Home prices rose for third straight month in April: S&P Case-Shiller

Re/Max Advance Realty Real Estate Sales Associate Ryan Ratliff (center) shows Ryan Paredes (left) and Ariadna Paredes homes for sale April 20, 2023 in Cutler Bay, Florida.

Joe Raeder | Getty Images

House prices peaked last June and fell sharply at the start of this year. Now, they are steadily recovering.

Home prices in April were still down 0.2% from April 2022 levels, according to the S&P CoreLogic Case-Shiller National Home Price Index. On a seasonally adjusted basis, however, prices rose 0.5% month-on-month. Prices are now just 2.4% below their June 2022 peak.

Miami, Chicago, and Atlanta still had large increases in April, up 5.2%, 4.1%, and 3.5% year-on-year, respectively. On a year-over-year basis, home prices fell more in April than in March, in 17 of the top 20 cities. Boston, San Francisco and Cleveland saw slight increases.

A sharp rise in mortgage rates last summer sent prices down. However, interest rates remain high, and homebuyers appear to be adjusting to the new normal. Demand is strengthening.

“The continued recovery in home prices is broad-based,” Craig Lazzara, managing director of S&P Dow Jones Indices, said in a release.

He added: “If I were trying to make the case that the decline in house prices that started in June 2022 has clearly ended in January 2023, then the April data would support my argument.” “Whether we will see this in the coming months Further support for this view will depend on how the market responds to the challenges posed by current mortgage rates and the potential for continued economic weakness.”

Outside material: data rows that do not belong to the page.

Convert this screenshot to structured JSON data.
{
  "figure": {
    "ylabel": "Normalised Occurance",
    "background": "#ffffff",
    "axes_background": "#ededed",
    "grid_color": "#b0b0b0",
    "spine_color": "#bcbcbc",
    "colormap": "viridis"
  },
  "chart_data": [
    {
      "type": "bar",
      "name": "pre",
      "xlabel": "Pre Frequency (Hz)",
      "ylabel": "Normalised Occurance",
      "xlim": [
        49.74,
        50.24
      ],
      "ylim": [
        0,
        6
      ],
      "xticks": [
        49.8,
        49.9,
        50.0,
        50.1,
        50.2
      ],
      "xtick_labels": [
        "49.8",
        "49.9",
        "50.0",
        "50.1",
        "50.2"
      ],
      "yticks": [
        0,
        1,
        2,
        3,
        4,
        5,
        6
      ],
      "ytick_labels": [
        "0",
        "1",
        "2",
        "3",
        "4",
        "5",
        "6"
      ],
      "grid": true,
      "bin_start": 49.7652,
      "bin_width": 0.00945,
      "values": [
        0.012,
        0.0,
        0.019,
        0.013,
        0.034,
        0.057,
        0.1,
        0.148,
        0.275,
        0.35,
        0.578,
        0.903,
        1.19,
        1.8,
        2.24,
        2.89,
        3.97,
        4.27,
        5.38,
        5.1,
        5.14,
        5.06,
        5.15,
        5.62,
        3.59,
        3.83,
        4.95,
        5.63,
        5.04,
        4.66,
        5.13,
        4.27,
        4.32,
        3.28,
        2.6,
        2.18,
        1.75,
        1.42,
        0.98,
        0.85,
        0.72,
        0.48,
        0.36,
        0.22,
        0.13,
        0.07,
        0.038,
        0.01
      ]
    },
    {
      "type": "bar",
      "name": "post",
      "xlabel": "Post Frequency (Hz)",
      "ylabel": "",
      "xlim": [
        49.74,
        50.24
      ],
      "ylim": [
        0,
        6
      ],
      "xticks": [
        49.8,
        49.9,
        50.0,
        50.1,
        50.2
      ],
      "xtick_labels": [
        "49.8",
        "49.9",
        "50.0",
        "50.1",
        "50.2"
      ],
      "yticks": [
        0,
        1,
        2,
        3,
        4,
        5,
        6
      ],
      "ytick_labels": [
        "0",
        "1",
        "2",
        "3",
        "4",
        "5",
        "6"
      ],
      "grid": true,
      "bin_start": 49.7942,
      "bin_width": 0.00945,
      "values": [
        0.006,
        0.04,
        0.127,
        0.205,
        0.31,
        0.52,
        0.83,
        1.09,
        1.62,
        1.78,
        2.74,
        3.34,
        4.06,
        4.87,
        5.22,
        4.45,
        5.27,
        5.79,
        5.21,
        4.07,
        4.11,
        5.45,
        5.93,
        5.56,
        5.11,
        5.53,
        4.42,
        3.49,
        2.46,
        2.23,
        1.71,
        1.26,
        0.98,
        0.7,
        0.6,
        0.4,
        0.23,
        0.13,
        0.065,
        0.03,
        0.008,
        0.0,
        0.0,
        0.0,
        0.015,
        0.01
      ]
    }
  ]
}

Home prices rose in all 20 cities in April before seasonal adjustment, as did March. House prices rose in 19 cities in April, compared with 14 cities in March, seasonally adjusted data showed.

The average rate on a 30-year fixed mortgage is still hovering in the high 6% range, more than double what it was in the two years before the pandemic when homebuyers soared.

However, buyers are still coming in. But they face an extremely low inventory of homes for sale. This is partly because the vast majority of homeowners have mortgage rates in the 3% range, making them less likely to sell their home and buy another at a higher rate.

“Despite falling affordability, home price trends are locked in a tug-of-war as tight buyer budgets and limited inventory force competition,” Danielle Hale, chief economist at Realtor.com, said in a release. “With one in seven homeowners unable to sell due to high mortgage rates, the number of new listings lags far behind previous years, forcing buyers to continue to make the best offers, even as home sales are lower than a year ago 20% of the year.”